The Ann Conroy Trust is Registered Charity No: 1165808.
We provide Support, Education and Research for patients living with Chiari Malformation, Syringomyelia and associated conditions.
F22 Chiari I malformation: should we operate on pictures or children? Proposal of a diagnostic and therapeutic flow chart based on the retrospective analysis of 630 mono-institutional cases.
Valentini L, Saletti V, Chiapparini L, Babini M, Furlanetto M.
Many discussions about treatment for Chiari I Malformation (CM1) and syringomyelia in children centre both on indications and surgical technique. Complex Chiari is reported to need craniovertebral stabilization in as many as 50% of cases. The present review aimed to evaluate the results of craniovertebral decompression, with or without duraplasty and/or tonsillar resection, in a series of 150 operated children, focusing on the association with tethered cord and craniovertebral instability.
171 children were operated for CM at the National Neurological Institute of Milan (FINCB) between 1986 and 2018. Their ages at surgery ranged from 1 up to 17 years. Preoperative MR was performed in every case and included the whole neuraxis, to rule out associated malformations. In 70% of cases symptoms before surgery were due to associated syringomyelia. A group of 459 symptomatic children were also followed, for a mean time of 5 years.

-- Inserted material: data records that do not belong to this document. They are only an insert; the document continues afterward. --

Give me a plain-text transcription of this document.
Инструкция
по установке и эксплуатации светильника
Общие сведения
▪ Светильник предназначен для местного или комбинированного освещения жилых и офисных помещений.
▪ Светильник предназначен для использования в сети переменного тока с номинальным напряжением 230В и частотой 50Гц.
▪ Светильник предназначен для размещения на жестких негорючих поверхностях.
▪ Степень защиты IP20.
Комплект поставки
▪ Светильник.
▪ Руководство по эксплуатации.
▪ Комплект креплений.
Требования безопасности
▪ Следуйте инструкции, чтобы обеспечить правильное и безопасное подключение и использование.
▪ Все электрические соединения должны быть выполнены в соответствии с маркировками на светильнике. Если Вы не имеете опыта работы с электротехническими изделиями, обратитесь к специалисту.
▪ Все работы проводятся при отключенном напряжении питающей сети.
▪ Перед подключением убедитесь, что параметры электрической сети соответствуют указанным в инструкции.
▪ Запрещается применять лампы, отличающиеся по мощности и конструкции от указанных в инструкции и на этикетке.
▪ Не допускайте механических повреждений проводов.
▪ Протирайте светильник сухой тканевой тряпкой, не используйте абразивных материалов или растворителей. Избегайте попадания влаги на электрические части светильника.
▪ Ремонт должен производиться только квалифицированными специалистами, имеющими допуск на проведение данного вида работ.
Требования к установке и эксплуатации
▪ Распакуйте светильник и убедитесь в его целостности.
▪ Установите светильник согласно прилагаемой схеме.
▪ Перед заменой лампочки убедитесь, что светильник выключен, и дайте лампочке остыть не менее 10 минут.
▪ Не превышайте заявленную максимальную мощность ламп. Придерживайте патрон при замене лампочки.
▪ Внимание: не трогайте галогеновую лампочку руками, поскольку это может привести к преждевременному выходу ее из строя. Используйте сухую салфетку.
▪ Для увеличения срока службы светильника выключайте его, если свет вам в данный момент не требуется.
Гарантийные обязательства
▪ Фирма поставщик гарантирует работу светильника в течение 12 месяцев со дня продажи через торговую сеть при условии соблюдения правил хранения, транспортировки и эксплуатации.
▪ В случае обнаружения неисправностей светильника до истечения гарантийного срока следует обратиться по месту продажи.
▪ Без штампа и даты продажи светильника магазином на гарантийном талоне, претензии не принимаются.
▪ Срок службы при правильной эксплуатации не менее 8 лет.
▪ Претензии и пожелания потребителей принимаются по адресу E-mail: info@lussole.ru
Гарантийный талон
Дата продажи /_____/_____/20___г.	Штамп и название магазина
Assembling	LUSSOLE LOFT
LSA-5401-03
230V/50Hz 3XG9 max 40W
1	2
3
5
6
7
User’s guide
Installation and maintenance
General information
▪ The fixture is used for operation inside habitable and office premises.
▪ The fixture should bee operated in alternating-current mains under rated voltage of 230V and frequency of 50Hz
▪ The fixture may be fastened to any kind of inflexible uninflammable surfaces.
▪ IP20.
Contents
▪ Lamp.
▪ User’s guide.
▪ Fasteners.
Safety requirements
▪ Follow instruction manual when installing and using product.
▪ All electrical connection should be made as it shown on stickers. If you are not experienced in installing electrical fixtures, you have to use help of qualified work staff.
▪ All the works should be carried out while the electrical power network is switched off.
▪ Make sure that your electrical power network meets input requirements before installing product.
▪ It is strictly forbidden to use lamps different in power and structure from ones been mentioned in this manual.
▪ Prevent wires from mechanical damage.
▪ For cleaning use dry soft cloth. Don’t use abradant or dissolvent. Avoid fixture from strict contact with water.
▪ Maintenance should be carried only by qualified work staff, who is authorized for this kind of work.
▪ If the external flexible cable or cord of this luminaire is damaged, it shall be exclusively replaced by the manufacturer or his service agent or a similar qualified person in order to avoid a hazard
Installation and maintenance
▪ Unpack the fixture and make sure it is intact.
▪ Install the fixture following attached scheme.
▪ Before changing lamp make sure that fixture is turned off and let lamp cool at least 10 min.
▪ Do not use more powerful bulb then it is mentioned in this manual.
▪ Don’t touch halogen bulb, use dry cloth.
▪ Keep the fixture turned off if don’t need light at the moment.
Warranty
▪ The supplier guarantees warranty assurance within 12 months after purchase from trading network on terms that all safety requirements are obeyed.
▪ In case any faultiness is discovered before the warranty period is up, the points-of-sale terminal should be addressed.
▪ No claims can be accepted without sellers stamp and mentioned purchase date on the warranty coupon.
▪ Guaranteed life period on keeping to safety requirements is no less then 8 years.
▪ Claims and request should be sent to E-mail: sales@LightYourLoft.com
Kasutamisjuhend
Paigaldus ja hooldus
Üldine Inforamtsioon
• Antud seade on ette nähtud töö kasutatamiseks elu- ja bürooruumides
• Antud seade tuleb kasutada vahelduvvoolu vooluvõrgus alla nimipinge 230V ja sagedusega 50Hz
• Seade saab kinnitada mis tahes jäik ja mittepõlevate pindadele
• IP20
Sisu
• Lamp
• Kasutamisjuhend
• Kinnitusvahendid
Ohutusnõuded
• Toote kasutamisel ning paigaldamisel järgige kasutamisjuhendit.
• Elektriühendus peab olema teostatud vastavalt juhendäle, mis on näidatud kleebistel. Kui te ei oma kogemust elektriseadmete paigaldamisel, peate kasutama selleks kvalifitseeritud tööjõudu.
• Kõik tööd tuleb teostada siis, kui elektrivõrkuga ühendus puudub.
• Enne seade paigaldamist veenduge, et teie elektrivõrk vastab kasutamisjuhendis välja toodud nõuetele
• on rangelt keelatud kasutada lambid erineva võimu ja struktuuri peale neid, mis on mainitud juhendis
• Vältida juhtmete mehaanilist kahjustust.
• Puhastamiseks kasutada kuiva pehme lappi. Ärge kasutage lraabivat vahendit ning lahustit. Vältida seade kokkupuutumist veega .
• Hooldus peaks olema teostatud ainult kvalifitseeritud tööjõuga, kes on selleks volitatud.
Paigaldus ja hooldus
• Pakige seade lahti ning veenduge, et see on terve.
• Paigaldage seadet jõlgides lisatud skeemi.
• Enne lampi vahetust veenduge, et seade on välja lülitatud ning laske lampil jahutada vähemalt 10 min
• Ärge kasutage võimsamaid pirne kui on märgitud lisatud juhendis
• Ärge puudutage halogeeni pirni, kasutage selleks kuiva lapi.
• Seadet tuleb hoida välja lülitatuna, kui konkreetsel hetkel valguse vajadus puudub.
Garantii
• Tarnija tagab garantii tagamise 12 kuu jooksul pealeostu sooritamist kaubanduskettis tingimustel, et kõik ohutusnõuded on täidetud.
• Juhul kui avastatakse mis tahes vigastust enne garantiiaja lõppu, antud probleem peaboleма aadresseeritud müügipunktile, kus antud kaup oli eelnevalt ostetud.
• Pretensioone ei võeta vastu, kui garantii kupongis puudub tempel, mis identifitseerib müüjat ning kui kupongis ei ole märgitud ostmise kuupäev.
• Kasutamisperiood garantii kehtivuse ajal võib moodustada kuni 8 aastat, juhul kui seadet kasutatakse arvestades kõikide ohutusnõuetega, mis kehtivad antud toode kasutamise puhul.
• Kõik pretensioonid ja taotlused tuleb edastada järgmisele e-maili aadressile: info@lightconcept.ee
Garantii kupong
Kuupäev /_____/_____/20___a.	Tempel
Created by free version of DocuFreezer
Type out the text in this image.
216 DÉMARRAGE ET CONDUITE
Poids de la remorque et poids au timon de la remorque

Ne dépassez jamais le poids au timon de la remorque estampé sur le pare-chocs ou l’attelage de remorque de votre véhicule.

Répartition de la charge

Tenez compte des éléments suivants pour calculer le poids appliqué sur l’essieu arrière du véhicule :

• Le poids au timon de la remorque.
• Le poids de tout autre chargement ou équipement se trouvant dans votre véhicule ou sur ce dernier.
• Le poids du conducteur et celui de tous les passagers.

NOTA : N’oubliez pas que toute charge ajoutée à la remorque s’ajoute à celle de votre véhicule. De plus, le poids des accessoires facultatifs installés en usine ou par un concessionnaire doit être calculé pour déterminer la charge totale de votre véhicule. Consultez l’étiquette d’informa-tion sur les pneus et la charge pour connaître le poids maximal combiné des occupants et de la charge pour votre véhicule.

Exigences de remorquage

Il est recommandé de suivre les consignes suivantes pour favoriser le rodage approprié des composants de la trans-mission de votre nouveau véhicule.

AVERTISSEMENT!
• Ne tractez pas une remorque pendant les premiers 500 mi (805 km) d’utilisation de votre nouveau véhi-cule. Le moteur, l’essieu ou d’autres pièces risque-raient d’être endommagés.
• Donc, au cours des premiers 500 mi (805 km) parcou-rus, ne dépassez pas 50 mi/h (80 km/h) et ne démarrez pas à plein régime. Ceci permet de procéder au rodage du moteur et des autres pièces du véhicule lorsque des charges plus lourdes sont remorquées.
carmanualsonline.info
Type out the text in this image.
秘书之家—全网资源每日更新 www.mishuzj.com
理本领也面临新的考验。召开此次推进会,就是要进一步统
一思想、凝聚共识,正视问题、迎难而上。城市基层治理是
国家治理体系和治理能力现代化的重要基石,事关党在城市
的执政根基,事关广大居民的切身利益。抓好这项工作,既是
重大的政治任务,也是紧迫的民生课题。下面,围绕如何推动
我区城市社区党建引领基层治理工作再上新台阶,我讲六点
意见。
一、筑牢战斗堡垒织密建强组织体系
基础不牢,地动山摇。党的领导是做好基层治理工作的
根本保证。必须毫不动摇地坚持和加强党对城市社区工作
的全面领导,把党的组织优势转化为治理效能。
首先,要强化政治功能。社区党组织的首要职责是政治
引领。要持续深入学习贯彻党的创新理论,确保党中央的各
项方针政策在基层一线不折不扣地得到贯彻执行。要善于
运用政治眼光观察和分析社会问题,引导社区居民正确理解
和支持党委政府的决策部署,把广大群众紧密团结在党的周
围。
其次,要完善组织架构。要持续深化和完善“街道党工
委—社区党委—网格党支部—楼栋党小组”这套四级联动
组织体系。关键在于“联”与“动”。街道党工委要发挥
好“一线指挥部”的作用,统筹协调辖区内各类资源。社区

Only 20 asymptomatic children required surgery, despite pronounced tonsillar descent being present in many cases. In 22 cases upward migration of the tonsils was seen to occur over time. In the surgical group, pre-operative symptoms related to CM1 improved. Syringomyelia reduced in more than 80% of children and disappeared in a significant number. There was no major surgical morbidity and no mortality. Often, however, re-operation for tonsil resection was needed. Association with tethered cord was rare (2%). Craniovertebral junction malformations submitted to dynamic CT or MRI displayed mild instability in few patients but none has required fixation.
In children clinical symptoms are often more serious than in adults but surgical results may be better. True clinical and MRI instability requiring fixation is very rare. Asymptomatic children have a low risk of going on to develop symptoms.